Men had not yet forgotten the fate of
the Neapolitan historian, Pietro Giannone, who for daring to attack the
censorship and the growth of the temporal power had been driven from
Naples to Vienna, from Vienna back to Venice, and at length, at the
prompting of the Holy See, lured across the Piedmontese frontier by
Charles Emmanuel of Savoy, and imprisoned for life in the citadel of
Turin. The memory of his tragic history--most of all, perhaps, of his
recantation and the "devout ending" to which solitude and persecution
had forced the freest spirit of his day--hovered like a warning on the
horizon of thought and constrained political speculation to hide itself
behind the study of fashionable trifles.

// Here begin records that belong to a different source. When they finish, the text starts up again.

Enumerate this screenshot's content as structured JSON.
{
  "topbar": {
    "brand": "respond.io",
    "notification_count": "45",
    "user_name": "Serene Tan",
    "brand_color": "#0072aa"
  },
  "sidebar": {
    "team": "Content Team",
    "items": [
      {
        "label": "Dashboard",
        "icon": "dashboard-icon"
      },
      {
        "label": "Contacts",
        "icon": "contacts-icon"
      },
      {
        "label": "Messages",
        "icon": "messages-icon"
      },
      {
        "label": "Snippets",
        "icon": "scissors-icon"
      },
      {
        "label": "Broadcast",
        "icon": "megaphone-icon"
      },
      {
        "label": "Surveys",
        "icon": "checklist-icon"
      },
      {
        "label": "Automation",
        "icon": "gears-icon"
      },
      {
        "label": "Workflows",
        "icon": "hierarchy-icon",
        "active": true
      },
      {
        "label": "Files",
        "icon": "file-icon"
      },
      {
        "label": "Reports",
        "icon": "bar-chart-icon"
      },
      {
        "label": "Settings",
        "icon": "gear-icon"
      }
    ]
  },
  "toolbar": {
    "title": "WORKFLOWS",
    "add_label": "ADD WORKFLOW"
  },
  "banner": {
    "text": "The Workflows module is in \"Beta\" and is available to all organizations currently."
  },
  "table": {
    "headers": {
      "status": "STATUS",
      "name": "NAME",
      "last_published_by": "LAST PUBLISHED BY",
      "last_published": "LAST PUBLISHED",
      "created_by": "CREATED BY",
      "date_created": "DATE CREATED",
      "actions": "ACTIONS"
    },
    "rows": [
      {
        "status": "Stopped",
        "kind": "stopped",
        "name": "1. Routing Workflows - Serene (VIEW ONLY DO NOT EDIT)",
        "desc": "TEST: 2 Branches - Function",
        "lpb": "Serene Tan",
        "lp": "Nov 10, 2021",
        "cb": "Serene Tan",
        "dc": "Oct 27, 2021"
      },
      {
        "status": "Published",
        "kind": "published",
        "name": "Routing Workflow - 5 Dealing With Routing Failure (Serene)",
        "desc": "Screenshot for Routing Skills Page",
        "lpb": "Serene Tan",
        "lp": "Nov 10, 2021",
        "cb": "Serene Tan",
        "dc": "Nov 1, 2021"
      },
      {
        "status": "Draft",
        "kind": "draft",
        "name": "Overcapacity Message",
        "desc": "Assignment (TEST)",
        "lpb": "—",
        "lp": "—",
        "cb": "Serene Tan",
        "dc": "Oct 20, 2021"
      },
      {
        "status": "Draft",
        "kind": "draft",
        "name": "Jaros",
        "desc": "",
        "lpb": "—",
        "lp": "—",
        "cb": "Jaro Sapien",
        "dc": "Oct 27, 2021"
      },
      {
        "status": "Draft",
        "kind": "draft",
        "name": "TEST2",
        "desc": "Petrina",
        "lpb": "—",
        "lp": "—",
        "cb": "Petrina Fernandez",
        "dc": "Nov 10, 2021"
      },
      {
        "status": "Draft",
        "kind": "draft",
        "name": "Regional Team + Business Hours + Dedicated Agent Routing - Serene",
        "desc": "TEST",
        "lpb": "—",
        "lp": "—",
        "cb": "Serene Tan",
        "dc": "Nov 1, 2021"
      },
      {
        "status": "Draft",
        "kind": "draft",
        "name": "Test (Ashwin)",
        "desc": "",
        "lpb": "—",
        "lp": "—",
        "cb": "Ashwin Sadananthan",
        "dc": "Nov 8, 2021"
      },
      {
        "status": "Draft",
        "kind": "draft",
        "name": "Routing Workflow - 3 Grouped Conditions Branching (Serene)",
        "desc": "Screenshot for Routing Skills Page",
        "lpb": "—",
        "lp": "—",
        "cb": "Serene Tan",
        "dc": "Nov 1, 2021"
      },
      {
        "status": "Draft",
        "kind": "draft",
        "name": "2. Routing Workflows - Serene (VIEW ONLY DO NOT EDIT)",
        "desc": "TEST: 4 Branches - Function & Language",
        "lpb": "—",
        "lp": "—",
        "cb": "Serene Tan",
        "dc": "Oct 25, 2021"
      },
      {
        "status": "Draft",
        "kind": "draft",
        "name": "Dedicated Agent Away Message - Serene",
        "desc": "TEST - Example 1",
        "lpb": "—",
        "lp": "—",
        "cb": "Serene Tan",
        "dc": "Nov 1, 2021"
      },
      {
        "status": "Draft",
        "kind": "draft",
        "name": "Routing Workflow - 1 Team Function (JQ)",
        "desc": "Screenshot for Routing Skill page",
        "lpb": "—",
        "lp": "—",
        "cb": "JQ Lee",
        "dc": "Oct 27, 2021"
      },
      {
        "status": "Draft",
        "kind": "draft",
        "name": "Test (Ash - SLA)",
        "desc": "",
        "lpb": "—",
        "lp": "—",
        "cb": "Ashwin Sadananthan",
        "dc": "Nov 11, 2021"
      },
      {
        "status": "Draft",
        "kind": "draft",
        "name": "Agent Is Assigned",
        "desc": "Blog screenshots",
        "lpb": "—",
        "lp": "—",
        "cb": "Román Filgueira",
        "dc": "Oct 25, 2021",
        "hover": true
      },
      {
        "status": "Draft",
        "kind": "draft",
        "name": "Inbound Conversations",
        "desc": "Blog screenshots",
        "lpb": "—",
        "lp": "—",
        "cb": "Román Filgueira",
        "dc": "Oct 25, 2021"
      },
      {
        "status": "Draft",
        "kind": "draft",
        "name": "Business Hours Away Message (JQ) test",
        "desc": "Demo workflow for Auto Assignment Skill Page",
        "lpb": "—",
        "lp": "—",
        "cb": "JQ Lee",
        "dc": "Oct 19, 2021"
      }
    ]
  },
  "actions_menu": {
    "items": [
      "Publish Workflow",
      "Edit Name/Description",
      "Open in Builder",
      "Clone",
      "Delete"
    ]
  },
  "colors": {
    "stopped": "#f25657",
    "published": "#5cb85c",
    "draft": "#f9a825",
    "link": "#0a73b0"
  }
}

Alfieri had lately joined the
association of the Honey-Bees, and the Professor, at his suggestion, had
invited Odo, for whose discretion his friend declared himself ready to
answer. The Honey-Bees were in fact desirous of attracting young men of
rank who felt an interest in scientific or economic problems; for it was
hoped that in this manner the new ideas might imperceptibly permeate the
class whose privileges and traditions presented the chief obstacle to
reform. In France, it was whispered, free-thinkers and political
agitators were the honoured guests of the nobility, who eagerly embraced
their theories and applied them to the remedy of social abuses. Only by
similar means could the ideals of the Piedmontese reformers be realised;
and in those early days of universal illusion none appeared to suspect
the danger of arming inexperienced hands with untried weapons.